What are some examples of autoimmune diseases? 

There is a huge range in autoimmune diseases from organ specific (graves diseases+ T1DM)  to systematic (Systematic lupus erythematosis (SLE))

2

Give examples of organ specific autoimmune disease

  • Graves disease 
    • Autoantibodies will bind to and stimulate the TSH receptor on thyroid gland 
      • Presents with inflammation of the eyes (exophthalmos)
        • We have a low level of TSH receptors expressed on the fibroblasts on the eye, autoimmune antibodies attack these leading to inflammation
  • Type 1 diabetes 
    • Immune system attacks insulin-producing cells of the pancreas

3

Describe an example of MHC-specific autoimmunity 

HLA B27- associated spondyloarthropathies

The spondyloathropathies include: 

  • Ankylosing spondylitis 
  • Undifferentiated spondyloarthropathy 
  • Reactive arthiritis 
  • Psoriatic arthiritis 
  • Urethritis 
  • Iritis 
    • There is a spectrum of severity and HLA B27 association 
    • It is associated with bowel inflammation 

4

What is an example of a systematic autoimmune pathology? 
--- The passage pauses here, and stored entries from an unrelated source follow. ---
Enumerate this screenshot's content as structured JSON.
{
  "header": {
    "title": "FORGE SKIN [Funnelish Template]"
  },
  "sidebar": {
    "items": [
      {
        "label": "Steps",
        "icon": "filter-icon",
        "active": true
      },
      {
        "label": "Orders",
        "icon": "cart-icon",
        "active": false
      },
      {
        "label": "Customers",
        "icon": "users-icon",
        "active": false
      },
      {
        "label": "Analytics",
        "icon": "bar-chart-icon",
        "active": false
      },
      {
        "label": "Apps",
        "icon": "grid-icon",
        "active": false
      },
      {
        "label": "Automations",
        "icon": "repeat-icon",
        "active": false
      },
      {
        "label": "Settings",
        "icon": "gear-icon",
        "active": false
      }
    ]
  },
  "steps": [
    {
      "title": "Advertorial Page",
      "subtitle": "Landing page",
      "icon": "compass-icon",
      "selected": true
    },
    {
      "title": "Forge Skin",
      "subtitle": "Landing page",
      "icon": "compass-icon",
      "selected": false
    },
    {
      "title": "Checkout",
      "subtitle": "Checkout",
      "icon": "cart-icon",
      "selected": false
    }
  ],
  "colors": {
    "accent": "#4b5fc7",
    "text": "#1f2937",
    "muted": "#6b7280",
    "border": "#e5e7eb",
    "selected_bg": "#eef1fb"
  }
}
  • Lupus is also known as SLE (systemic lupus erythromatosus)
    • It is a multi-system disease
  • It is characterised by autoantibodies to nuclear antigens 
    • e.g dsDNA 
  • Mutliple symptoms = devascularization of fingers, membrane ulcerations, proteinuria, discoid lesions, raynaud's phenomenon, photosensitivity 
    • It is a disease of relapse and remission 

5

What is autoimmunity? 

The break down of the controls preventing the immune system from attacking host components 

6

What is immune tolerance? 

What are the two forms? 

Immune tolerance = unresponsiveness to self antigens (immune system does not attack self-proteins or cells) 

Two forms are 

  1. Central = Destroy self-reactive T or B cells before they enter the circulation 
  2. Peripheral  = Destroy or control any self-reactive T or B cells which do enter the circulation 

7

Expand on central tolerance

If immature B cells in bone marrow encounter antigens in a form which can crosslink their IgM, apoptosis is triggered 

If immature T-cells recognise the self antigen presented by AIRE (AutoImmunity REgulator), it is destroyed

8

How do we control TCR and MHC binding? How are specific T-cells are selected for? 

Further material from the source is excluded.